The re-embarkation of the troops homeward began in May. The city, the fortress, and the custom-house of Vera Cruz, were restored to the Mexican government, June 11, 1848. Four days later, the Commodore leaving the _Germantown_, _Saratoga_ and a few smaller vessels in the gulf, sent the other men-of-war northward to be repaired or sold. The frigate _Cumberland_, bearing the broad pennant, entered New York bay July 23, 1848.

In the war between two republics, the American soldier was an educated freeman, far superior in physique and mental power to his foeman. The Mexicans were docile and brave, easily taking death while in the ranks, but unable to stand against the rush and sustained valor of the American troops; while their leaders were out-generaled by the superior science of officers who had been graduated from West Point. In the civil war, thirteen years later, nearly all the leaders, and all the great soldiers on both sides, whose reputations withstood the strain of four years’ campaigning, were regularly educated army officers who had graduated from the school of service in Mexico. It was the preliminary training in this foreign war, that made our armies of ’61, more than mobs, and gave to so many of the campaigns the order of science. The Mexican war was probably the first in which the newspapers made and unmade the reputation of commanders, and the war correspondent first emerged as a distinct figure in modern history. Some of the famous sayings, the texture of which may be either historically plain, or rhetorically embroidered, are still current in American speech. Nor will such phrases, as “Rough and Ready,” “Fuss and Feathers,” “A little more grape, Captain Bragg,” “Wait, Charlie, till I draw their fire,” “Certainly General, but I must fight them,” “Where the guns go, the men go with them,” soon be forgotten.

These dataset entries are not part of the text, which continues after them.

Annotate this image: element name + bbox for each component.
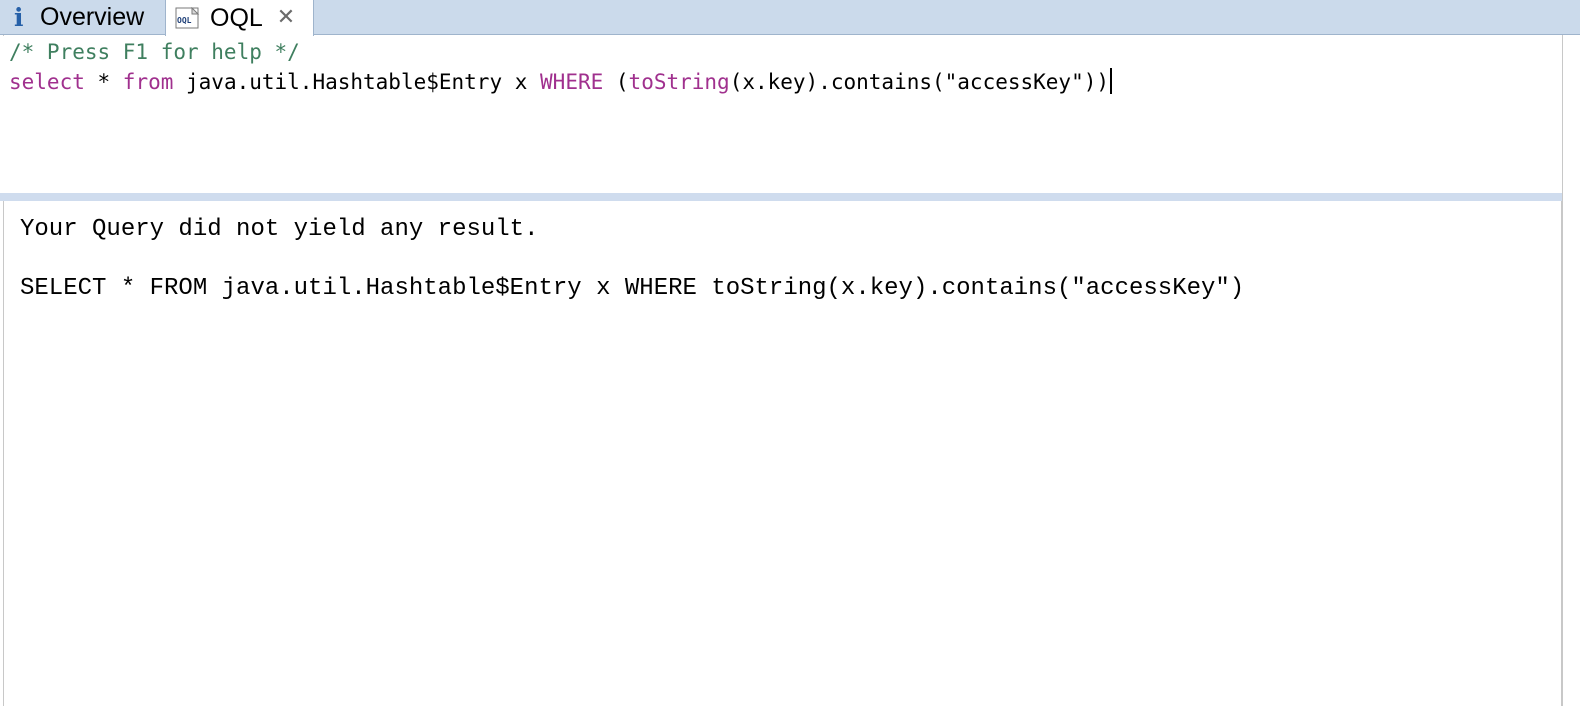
token-class: java.util.Hashtable$Entry x [173,70,541,94]
oql-icon-text: OQL [177,16,192,25]
text-caret [1110,68,1112,94]
kw-from: from [122,70,174,94]
results-pane: Your Query did not yield any result. SEL… [3,201,1562,706]
token-rest: (x.key).contains("accessKey")) [729,70,1109,94]
help-comment: /* Press F1 for help */ [9,40,300,64]
close-icon[interactable]: ✕ [277,7,295,29]
split-sash[interactable] [0,193,1562,201]
editor-line-comment: /* Press F1 for help */ [9,37,300,67]
editor-line-query: select * from java.util.Hashtable$Entry … [9,67,1112,97]
kw-select: select [9,70,85,94]
fn-tostring: toString [628,70,730,94]
info-icon: i [14,3,24,32]
tab-overview[interactable]: i Overview [0,0,165,35]
right-border [1562,35,1563,706]
oql-file-icon: OQL [174,6,202,29]
token-star: * [84,70,123,94]
result-query-text: SELECT * FROM java.util.Hashtable$Entry … [20,275,1245,302]
kw-where: WHERE [540,70,604,94]
editor-tab-bar: i Overview OQL OQL ✕ [0,0,1580,36]
token-paren: ( [603,70,629,94]
tab-oql-label: OQL [210,3,263,32]
tab-oql[interactable]: OQL OQL ✕ [165,0,314,36]
oql-view: i Overview OQL OQL ✕ /* Press F1 for hel… [0,0,1580,706]
tab-overview-label: Overview [40,3,145,31]
oql-query-editor[interactable]: /* Press F1 for help */ select * from ja… [3,36,1563,193]
result-message: Your Query did not yield any result. [20,216,539,243]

As to the rights of the quarrel with Mexico, most of the officers of the army and navy were indifferent; as perhaps soldiers have a right to be, seeing the responsibility rests with their superiors, the civil rulers. Matthew Perry, as a soldier, felt that the war was waged unjustly by a stronger upon a weaker nation, and endeavored, while doing his duty in obedience to orders, to curtail the horrors of invasion. He was ever vigilant to suppress robbery, rapine, cold-blooded cruelty, and all that lay outside of honorable war. In the letters written to his biographer, by fellow-officers, are many instances of “Old Matt’s” shrewdness in preventing and severity in punishing wanton pillage, and the infliction of needless pain on man or beast.

Whatever may have been the sentiments of the past, despite also the provocation of the Mexico of Santa Anna’s time, the verdict of history as given by Herbert Bancroft, will now find echo all over our common country. “The United States was in the wrong, all the world knows it; all honest American citizens acknowledge it.”

President Polk and his party, in compelling the war with Mexico, meant one thing. The Almighty intended something different. Politicians and slave-holders brought on a war to extend the area of human servitude. Providence meant it to be a war for freedom, and the expansion of a people best fitted to replenish and subdue the new land. At the right moment, the time-locks on the hidden treasuries of gold drew back their bolts, and a free people entered to change a wilderness to empire. There is now no slavery in either the new or the old parts of the United States.